Del pari ricorre totale omissione motivazionale ed intrinseca contraddittorietà dell'argomentare di merito là dove il giudice a quo, dopo aver accertato la legittima provenienza di parte cospicua dei proventi familiari utilizzati per gli acquisti che hanno poi portati all'ultima compravendita del bene confiscato, non hanno preso in considerazione la possibilità, giuridicamente praticabile, di una confisca parziale in termini proporzionali limitata alla parte di liquidità in denaro investita nell'acquisto motivatamente e ragionevolmente ritenuta di sospetta provenienza. A tale ultimo proposito e cioè circa la ragionevole ricostruzione dei movimenti leciti ed illeciti di denaro eventualmente utilizzati per l'acquisto sotto osservazione giudiziaria, appare di palese evidenza che il giudici di merito hanno considerato un tempo di permanenza del reato disconosciuto dal processo, posto che l'attività illecita contestata all'imputato (alla quale i giudicanti hanno ritenuta estranea la F. , proprietaria dell'abitazione) si è protratta fino alla sentenza di prime cure, risalente al 2002, mentre l'argomentare della corte territoriale ai fini della decisione impugnata ha considerato una data clamorosamente inesatta, l'anno 2008, fino al quale i coniugi M. - F. avrebbero continuato a praticare scommesse clandestine che la moglie non ha mai praticato (né prima né dopo) e per le quali nessun giudice ha mai condannato lo stesso M. . Di qui, altresì, la piena legittimità della transazione che nel 2008 definì la creditoria bancaria per il mutuo, della quale, salva diversa argomentazione del giudice di merito, dovrà tenersi conto ai fini del presente giudizio.

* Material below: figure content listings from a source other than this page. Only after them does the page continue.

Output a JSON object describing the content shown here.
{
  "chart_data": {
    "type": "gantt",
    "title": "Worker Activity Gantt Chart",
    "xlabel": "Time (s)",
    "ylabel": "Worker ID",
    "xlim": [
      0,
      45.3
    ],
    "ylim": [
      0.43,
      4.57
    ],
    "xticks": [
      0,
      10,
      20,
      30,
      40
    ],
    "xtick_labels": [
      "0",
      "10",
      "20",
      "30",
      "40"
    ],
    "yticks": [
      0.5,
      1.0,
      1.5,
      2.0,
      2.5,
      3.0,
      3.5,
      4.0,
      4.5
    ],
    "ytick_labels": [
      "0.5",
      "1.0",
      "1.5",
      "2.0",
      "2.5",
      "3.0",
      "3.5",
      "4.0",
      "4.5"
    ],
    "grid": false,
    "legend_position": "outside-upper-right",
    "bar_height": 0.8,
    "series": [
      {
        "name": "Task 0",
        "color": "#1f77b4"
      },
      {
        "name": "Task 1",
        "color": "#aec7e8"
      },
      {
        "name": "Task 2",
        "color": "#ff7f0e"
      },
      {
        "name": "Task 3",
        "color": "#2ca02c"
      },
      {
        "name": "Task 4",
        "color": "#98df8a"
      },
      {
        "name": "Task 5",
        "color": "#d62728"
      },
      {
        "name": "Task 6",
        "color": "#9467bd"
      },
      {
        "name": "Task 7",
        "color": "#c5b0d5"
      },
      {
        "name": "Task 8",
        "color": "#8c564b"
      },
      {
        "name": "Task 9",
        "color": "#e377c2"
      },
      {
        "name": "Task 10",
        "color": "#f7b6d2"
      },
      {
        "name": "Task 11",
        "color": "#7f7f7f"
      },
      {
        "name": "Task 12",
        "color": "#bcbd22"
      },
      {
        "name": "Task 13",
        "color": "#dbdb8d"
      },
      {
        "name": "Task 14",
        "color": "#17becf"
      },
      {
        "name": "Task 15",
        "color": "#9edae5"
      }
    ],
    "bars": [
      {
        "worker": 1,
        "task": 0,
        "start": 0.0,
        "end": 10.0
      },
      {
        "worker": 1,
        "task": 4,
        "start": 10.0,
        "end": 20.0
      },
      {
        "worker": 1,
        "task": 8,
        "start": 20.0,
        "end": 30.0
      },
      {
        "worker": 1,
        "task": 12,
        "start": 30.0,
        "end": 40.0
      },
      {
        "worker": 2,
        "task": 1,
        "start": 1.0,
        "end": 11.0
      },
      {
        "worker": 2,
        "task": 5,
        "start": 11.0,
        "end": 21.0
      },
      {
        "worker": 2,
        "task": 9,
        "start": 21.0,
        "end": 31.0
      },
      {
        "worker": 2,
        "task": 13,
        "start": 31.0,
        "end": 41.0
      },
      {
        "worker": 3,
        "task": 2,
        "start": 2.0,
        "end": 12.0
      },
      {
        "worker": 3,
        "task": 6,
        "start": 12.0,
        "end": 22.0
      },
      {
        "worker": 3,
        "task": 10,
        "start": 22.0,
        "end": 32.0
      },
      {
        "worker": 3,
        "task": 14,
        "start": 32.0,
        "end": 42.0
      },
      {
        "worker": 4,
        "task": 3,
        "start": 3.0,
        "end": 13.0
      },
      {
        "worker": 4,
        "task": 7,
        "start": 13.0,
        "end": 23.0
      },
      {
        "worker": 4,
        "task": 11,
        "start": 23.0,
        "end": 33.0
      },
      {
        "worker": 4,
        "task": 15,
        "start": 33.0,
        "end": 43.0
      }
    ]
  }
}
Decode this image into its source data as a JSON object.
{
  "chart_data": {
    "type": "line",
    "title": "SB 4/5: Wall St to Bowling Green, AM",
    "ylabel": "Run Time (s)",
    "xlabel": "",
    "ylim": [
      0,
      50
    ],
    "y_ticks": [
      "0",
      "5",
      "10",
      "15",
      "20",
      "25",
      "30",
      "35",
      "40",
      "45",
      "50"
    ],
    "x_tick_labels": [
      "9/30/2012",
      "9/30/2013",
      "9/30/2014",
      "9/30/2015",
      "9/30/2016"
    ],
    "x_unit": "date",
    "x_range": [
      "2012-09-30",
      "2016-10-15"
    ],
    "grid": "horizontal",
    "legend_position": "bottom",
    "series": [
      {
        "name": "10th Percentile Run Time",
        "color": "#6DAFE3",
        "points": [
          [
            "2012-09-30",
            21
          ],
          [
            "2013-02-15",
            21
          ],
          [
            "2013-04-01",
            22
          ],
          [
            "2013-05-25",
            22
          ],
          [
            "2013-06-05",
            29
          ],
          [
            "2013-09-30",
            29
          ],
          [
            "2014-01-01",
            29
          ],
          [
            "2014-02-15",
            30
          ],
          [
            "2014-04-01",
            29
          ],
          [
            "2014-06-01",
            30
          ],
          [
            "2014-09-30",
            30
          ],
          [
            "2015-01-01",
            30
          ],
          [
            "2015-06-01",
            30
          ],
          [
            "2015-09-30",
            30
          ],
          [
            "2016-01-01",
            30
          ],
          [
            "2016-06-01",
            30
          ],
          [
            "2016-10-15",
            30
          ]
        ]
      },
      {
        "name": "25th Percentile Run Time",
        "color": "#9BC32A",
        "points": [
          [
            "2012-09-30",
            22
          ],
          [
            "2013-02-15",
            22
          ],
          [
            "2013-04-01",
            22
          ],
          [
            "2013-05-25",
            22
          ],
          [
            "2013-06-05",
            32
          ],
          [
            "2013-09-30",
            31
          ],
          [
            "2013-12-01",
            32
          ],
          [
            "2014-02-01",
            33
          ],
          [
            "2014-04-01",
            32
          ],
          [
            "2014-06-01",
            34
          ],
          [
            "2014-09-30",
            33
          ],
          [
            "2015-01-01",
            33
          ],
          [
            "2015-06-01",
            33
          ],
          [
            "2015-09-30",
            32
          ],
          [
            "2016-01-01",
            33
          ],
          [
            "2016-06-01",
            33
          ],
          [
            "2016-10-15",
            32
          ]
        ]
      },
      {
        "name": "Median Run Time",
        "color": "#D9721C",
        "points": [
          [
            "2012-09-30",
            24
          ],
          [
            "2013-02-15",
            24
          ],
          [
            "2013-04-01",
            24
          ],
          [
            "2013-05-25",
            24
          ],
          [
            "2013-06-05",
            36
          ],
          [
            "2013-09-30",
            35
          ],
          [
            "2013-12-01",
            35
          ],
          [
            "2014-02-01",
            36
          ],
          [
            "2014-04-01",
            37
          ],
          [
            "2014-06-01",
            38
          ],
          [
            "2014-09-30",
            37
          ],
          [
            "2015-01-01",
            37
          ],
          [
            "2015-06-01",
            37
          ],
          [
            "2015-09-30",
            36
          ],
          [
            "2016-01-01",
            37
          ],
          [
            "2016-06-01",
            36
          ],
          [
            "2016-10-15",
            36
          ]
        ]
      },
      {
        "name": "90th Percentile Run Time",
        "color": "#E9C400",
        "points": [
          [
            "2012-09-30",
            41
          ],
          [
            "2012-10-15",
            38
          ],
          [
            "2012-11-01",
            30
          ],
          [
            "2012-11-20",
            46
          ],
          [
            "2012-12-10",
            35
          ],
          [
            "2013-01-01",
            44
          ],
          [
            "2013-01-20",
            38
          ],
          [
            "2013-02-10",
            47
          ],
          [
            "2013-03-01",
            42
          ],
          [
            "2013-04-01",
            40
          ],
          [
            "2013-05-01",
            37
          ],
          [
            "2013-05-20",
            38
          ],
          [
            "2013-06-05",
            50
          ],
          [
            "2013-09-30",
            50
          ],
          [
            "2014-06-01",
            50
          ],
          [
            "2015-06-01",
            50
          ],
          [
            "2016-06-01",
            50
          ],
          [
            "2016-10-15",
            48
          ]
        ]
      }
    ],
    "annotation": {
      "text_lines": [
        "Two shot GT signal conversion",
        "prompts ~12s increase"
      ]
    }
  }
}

Anche in relazione al valore dell'immobile confiscato al momento dell'acquisto la corte di merito non ha tenuto conto di circostanze di particolare significatività per le tesi difensive.
Il valore infatti assegnato al bene dalla banca mutuataria appare per la qualità di chi l'ha determinato (un istituto bancario investito di una iniziativa di cospicuo prestito) e per la funzione della valutazione (garanzia bancaria per la restituzione di importanti somme mutuate) certamente superiore a quello di mercato, e ciò sulla base di comuni regole di esperienza certissime ed innegabili. Di tanto anche dovrà tener conto il giudice di rinvio, non già per escludere il valore dell'accertamento peritale eseguito nel corso del giudizio, ma per tener conto delle credibili giustificazioni fornite dagli interessati circa l'aumento di valore del bene confiscato dopo l'acquisto, giustificazioni indicate negli interventi resisi necessari per l'ammodernamento ed il miglioramento abitativo dell'immobile.
5. Alla stregua delle esposte argomentazione si impone pertanto l'annullamento della sentenza impugnata con rinvio al giudice territoriale affinché, in piena libertà di giudizio, rivaluti in quadro complessivo delle emergenze processuali alla luce delle considerazioni innanzi esposte.

P.T.M.

la Corte, annulla la sentenza impugna e rinvia per nuovo giudizio ad altra sezione della Corte di appello di Genova.